Den ersten großen Beitrag leistete 1922 der Sprachwissenschaftler Leo Spitzer. Er beschrieb erstmals das gesprochene Italienisch, wobei er sich bei seinen Quellen hauptsächlich auf Theaterstücke bezog. Er beschrieb das parlato nello scritto und brachte Kategorien wie Eröffnungsformen des Gesprächs, Sprecher und Situation und Grußformeln in die Darstellung ein. Das wird in den 1970er Jahren in der Pragmalinguistik wieder aufgegriffen. In den 50er und 60er Jahren des
20. Jahrhunderts rückte das Regionalitätskriterium in der Beschreibung des Gegenwartsitalienisch in den Vordergrund. Der mündliche Sprachgebrauch wurde erfasst. Das Augenmerk wurde dabei auf raum- und schichtenspezifische Züge im Gesprochenem und Geschriebenem gelegt. Weiterhin wurden die sprachgeschichtliche Komponente und die morphosyntaktischen Unterschiede zwischen dem mündlichem und schriftlichem Italienisch herausgestellt.
Der Wortschatz wurde und wird untersucht. Von der Sprachwissenschaft wird der Wortschatz des Gesprochenem und Geschriebenem als weitgehend identisch aufgefasst.

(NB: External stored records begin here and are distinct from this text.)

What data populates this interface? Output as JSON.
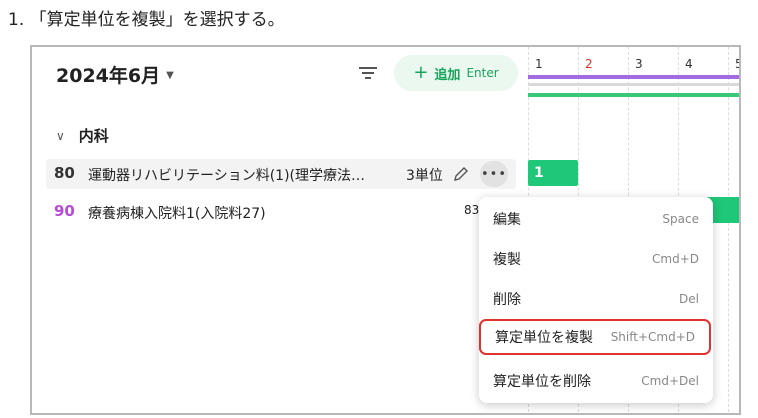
{
  "instruction": "1. 「算定単位を複製」を選択する。",
  "header": {
    "month": "2024年6月",
    "add_label": "追加",
    "add_shortcut": "Enter"
  },
  "timeline": {
    "days": [
      "1",
      "2",
      "3",
      "4",
      "5"
    ],
    "today_color": "#d9302c"
  },
  "section": {
    "title": "内科"
  },
  "rows": [
    {
      "code": "80",
      "name": "運動器リハビリテーション料(1)(理学療法…",
      "units": "3単位",
      "bar_label": "1",
      "code_color": "#333333"
    },
    {
      "code": "90",
      "name": "療養病棟入院料1(入院料27)",
      "units": "83",
      "code_color": "#b94ad6"
    }
  ],
  "menu": {
    "items": [
      {
        "label": "編集",
        "shortcut": "Space"
      },
      {
        "label": "複製",
        "shortcut": "Cmd+D"
      },
      {
        "label": "削除",
        "shortcut": "Del"
      },
      {
        "label": "算定単位を複製",
        "shortcut": "Shift+Cmd+D",
        "highlighted": true
      },
      {
        "label": "算定単位を削除",
        "shortcut": "Cmd+Del"
      }
    ]
  },
  "colors": {
    "accent_green": "#1aa35a",
    "bar_green": "#1fc778",
    "bar_purple": "#a36ae2",
    "highlight_red": "#e0322f"
  },
  "icons": [
    "filter-icon",
    "plus-icon",
    "chevron-down-icon",
    "pencil-icon",
    "more-icon"
  ]
}
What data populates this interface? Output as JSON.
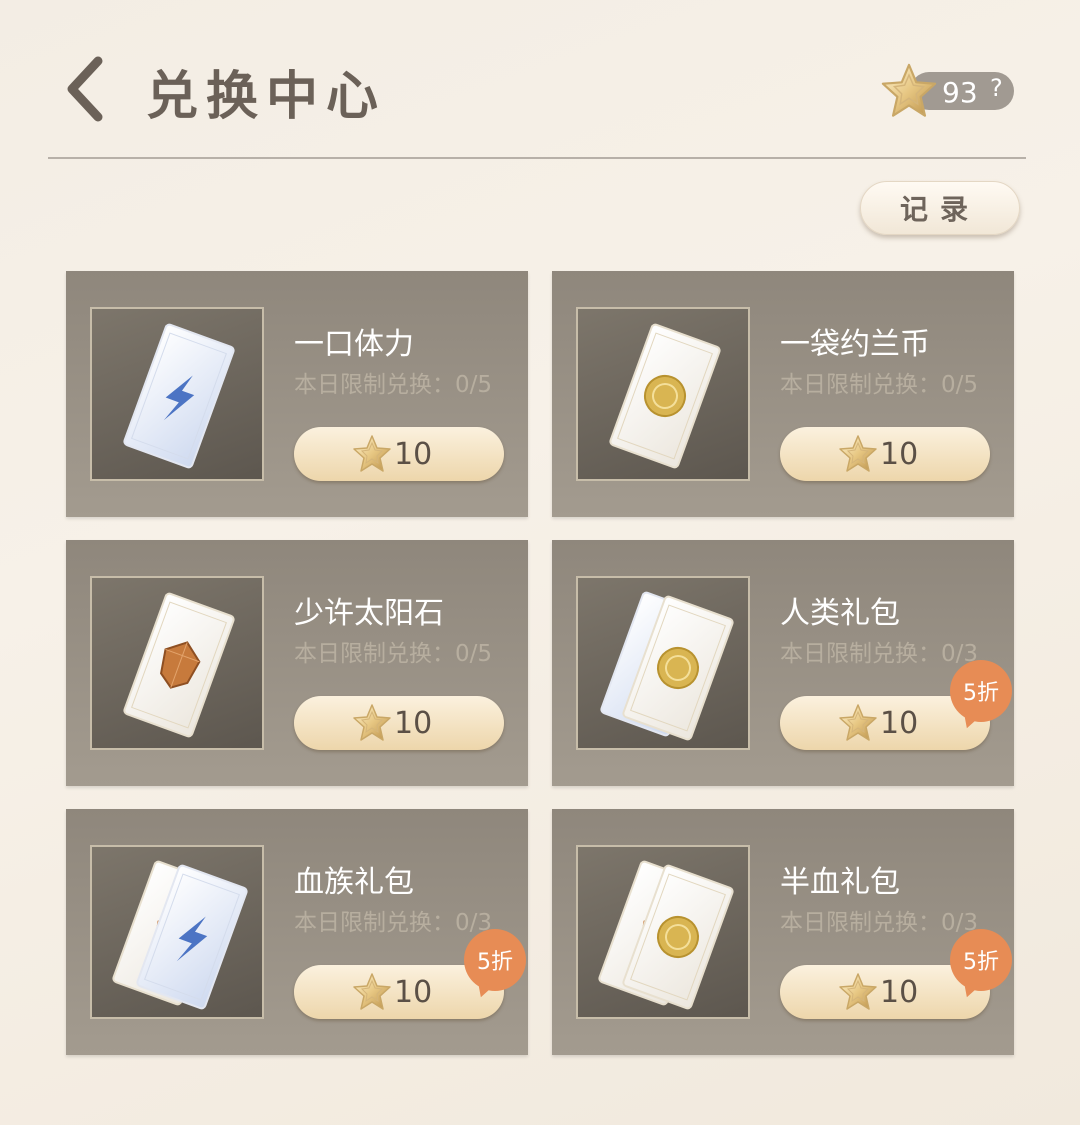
{
  "header": {
    "title": "兑换中心",
    "currency_count": "93",
    "help_label": "?"
  },
  "record_label": "记录",
  "colors": {
    "card_bg": "#978f84",
    "button_gold": "#efd9b0",
    "discount_badge": "#e78c55",
    "title_text": "#6b6158"
  },
  "items": [
    {
      "name": "一口体力",
      "limit": "本日限制兑换：0/5",
      "price": "10",
      "discount": "",
      "icon": "blue-lightning-ticket-icon"
    },
    {
      "name": "一袋约兰币",
      "limit": "本日限制兑换：0/5",
      "price": "10",
      "discount": "",
      "icon": "gold-coin-ticket-icon"
    },
    {
      "name": "少许太阳石",
      "limit": "本日限制兑换：0/5",
      "price": "10",
      "discount": "",
      "icon": "sunstone-ticket-icon"
    },
    {
      "name": "人类礼包",
      "limit": "本日限制兑换：0/3",
      "price": "10",
      "discount": "5折",
      "icon": "lightning-coin-tickets-icon"
    },
    {
      "name": "血族礼包",
      "limit": "本日限制兑换：0/3",
      "price": "10",
      "discount": "5折",
      "icon": "sunstone-lightning-tickets-icon"
    },
    {
      "name": "半血礼包",
      "limit": "本日限制兑换：0/3",
      "price": "10",
      "discount": "5折",
      "icon": "sunstone-coin-tickets-icon"
    }
  ]
}
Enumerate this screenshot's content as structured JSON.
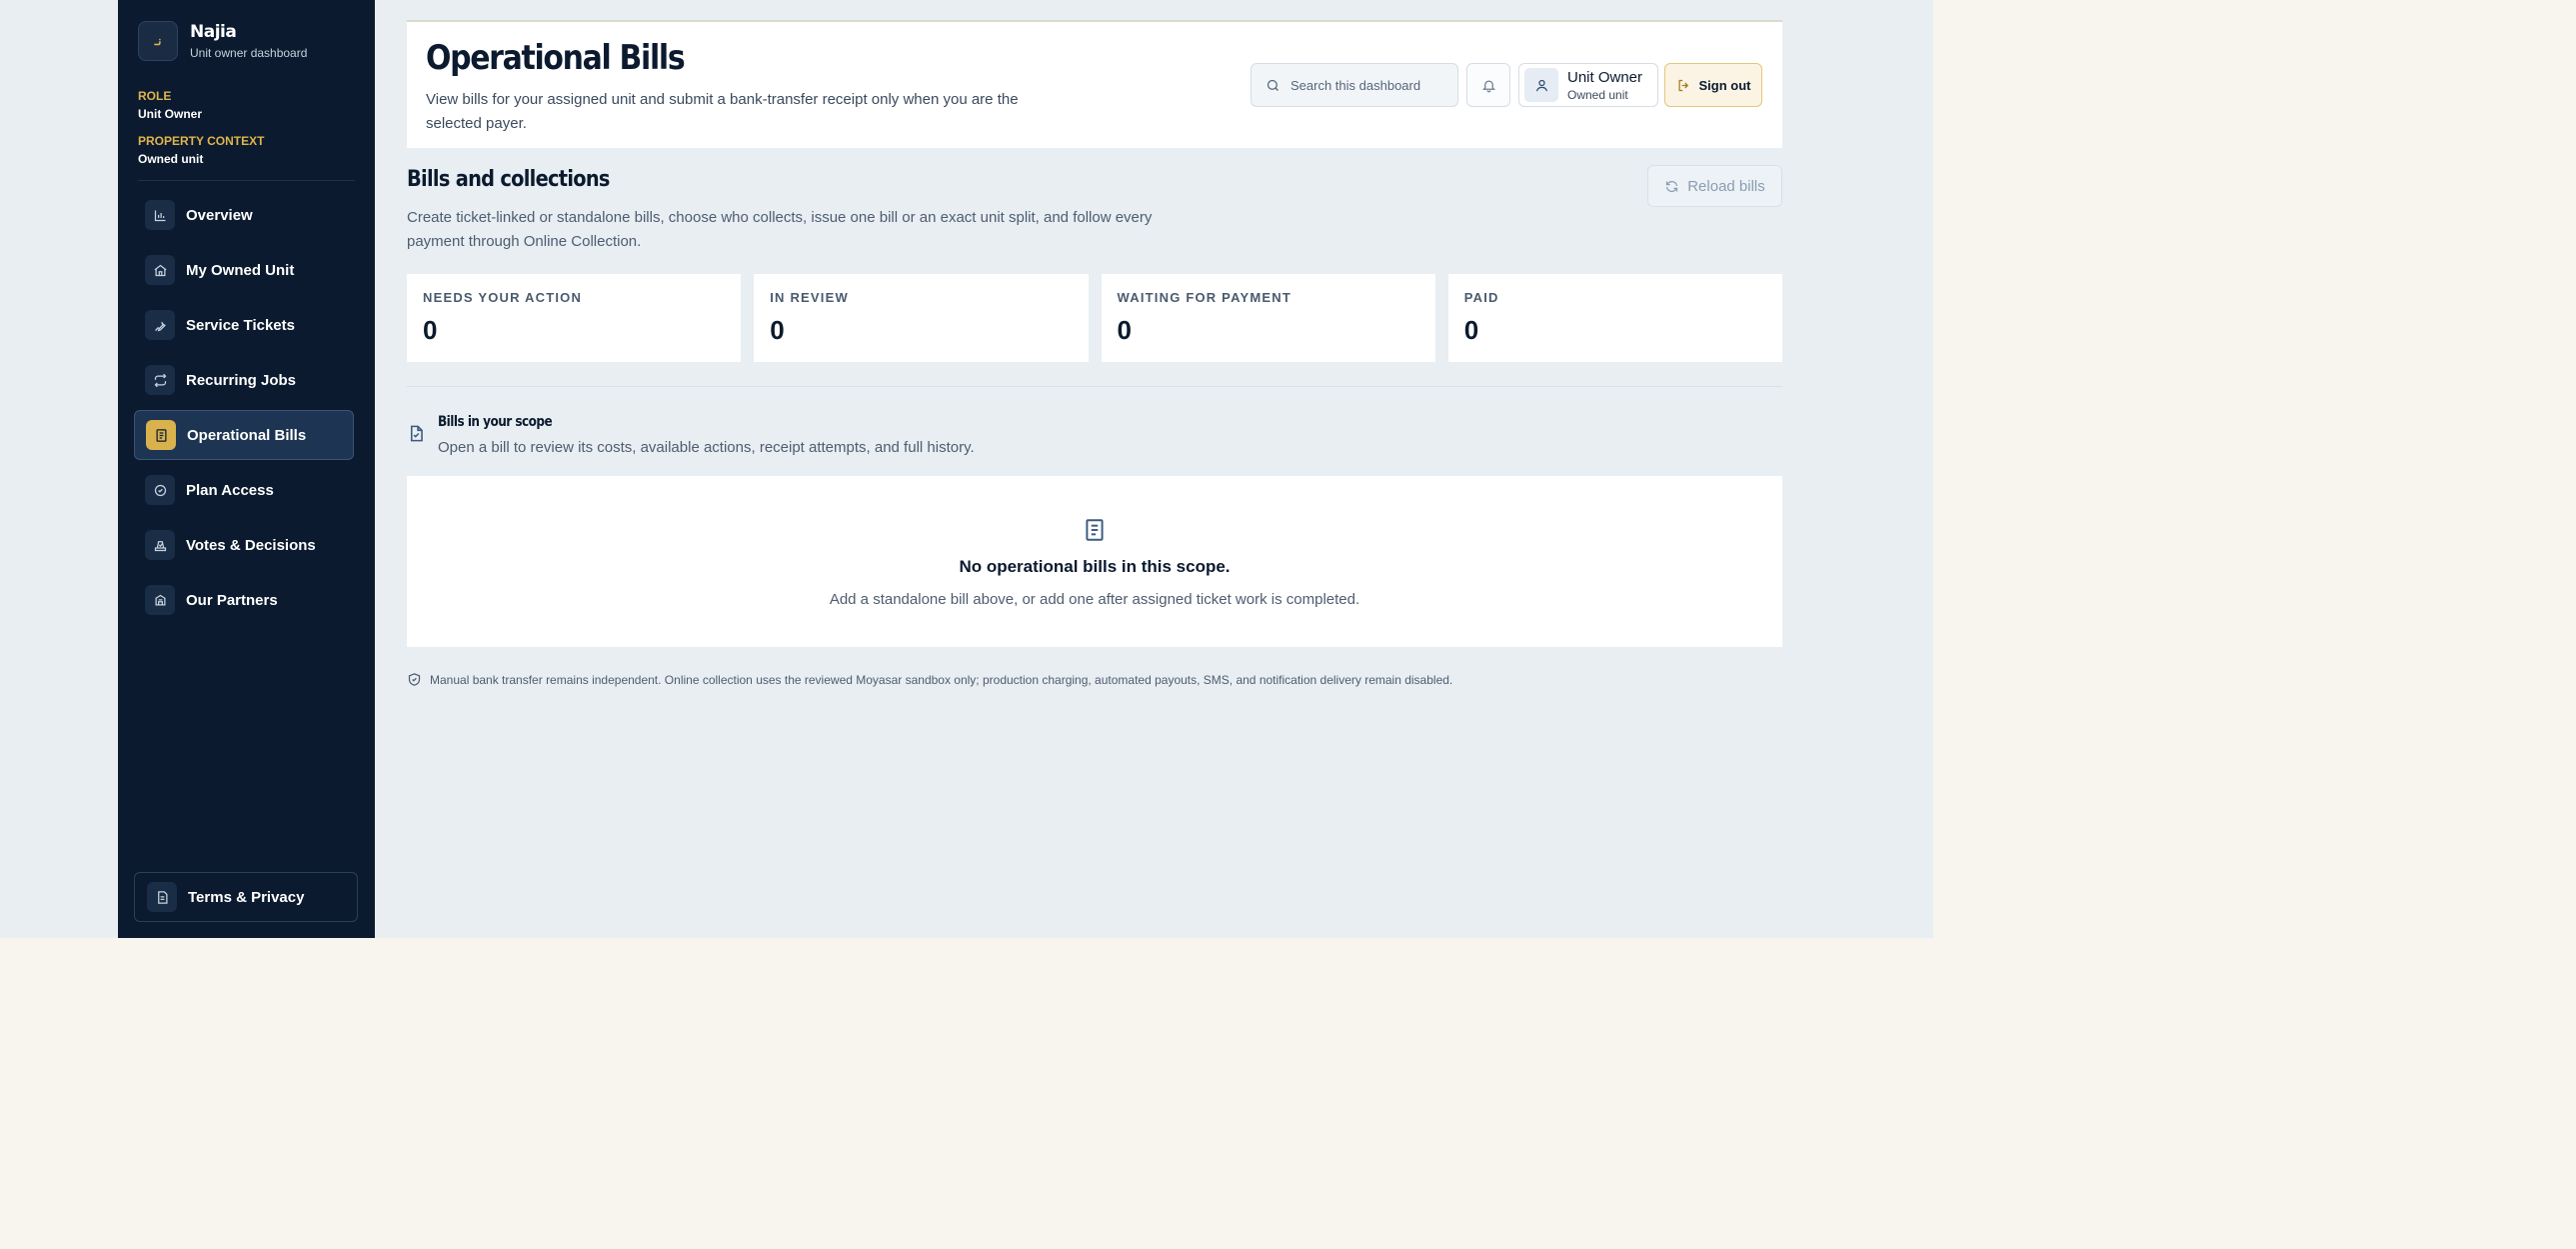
{
  "sidebar": {
    "brand": {
      "logo_text": "نـ",
      "name": "Najia",
      "subtitle": "Unit owner dashboard"
    },
    "context": [
      {
        "label": "ROLE",
        "value": "Unit Owner"
      },
      {
        "label": "PROPERTY CONTEXT",
        "value": "Owned unit"
      }
    ],
    "items": [
      {
        "label": "Overview",
        "icon": "bar-chart-icon",
        "active": false
      },
      {
        "label": "My Owned Unit",
        "icon": "home-icon",
        "active": false
      },
      {
        "label": "Service Tickets",
        "icon": "wrench-icon",
        "active": false
      },
      {
        "label": "Recurring Jobs",
        "icon": "repeat-icon",
        "active": false
      },
      {
        "label": "Operational Bills",
        "icon": "receipt-icon",
        "active": true
      },
      {
        "label": "Plan Access",
        "icon": "check-circle-icon",
        "active": false
      },
      {
        "label": "Votes & Decisions",
        "icon": "ballot-icon",
        "active": false
      },
      {
        "label": "Our Partners",
        "icon": "handshake-icon",
        "active": false
      }
    ],
    "footer": {
      "label": "Terms & Privacy",
      "icon": "document-icon"
    }
  },
  "header": {
    "title": "Operational Bills",
    "description": "View bills for your assigned unit and submit a bank-transfer receipt only when you are the selected payer.",
    "search_placeholder": "Search this dashboard",
    "user": {
      "name": "Unit Owner",
      "role": "Owned unit"
    },
    "signout_label": "Sign out"
  },
  "section": {
    "title": "Bills and collections",
    "description": "Create ticket-linked or standalone bills, choose who collects, issue one bill or an exact unit split, and follow every payment through Online Collection.",
    "reload_label": "Reload bills"
  },
  "stats": [
    {
      "label": "NEEDS YOUR ACTION",
      "value": "0"
    },
    {
      "label": "IN REVIEW",
      "value": "0"
    },
    {
      "label": "WAITING FOR PAYMENT",
      "value": "0"
    },
    {
      "label": "PAID",
      "value": "0"
    }
  ],
  "scope": {
    "title": "Bills in your scope",
    "description": "Open a bill to review its costs, available actions, receipt attempts, and full history."
  },
  "empty_state": {
    "title": "No operational bills in this scope.",
    "description": "Add a standalone bill above, or add one after assigned ticket work is completed."
  },
  "footnote": "Manual bank transfer remains independent. Online collection uses the reviewed Moyasar sandbox only; production charging, automated payouts, SMS, and notification delivery remain disabled.",
  "colors": {
    "sidebar_bg": "#0b1a2e",
    "accent_gold": "#d9b24e",
    "page_bg": "#e8eef2"
  }
}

Die Differenzierungen werden anhand diatopischer und diastratischer Kriterien beschrieben. Des weiteren wird die Umgangssprache und Neologismen mehr und mehr betrachtet und auch der Einfluss der Regionalsprachigkeit des parlato italiano sowie das lexikographische Erfassen von phraseologischen Wendungen sind weitere Forschungsgegenstände des gesprochenen Italienisch. Man wendet sich ab von der Ansicht sprechsprachliches Vokabular sei eine feste, unauflösbare Einheit.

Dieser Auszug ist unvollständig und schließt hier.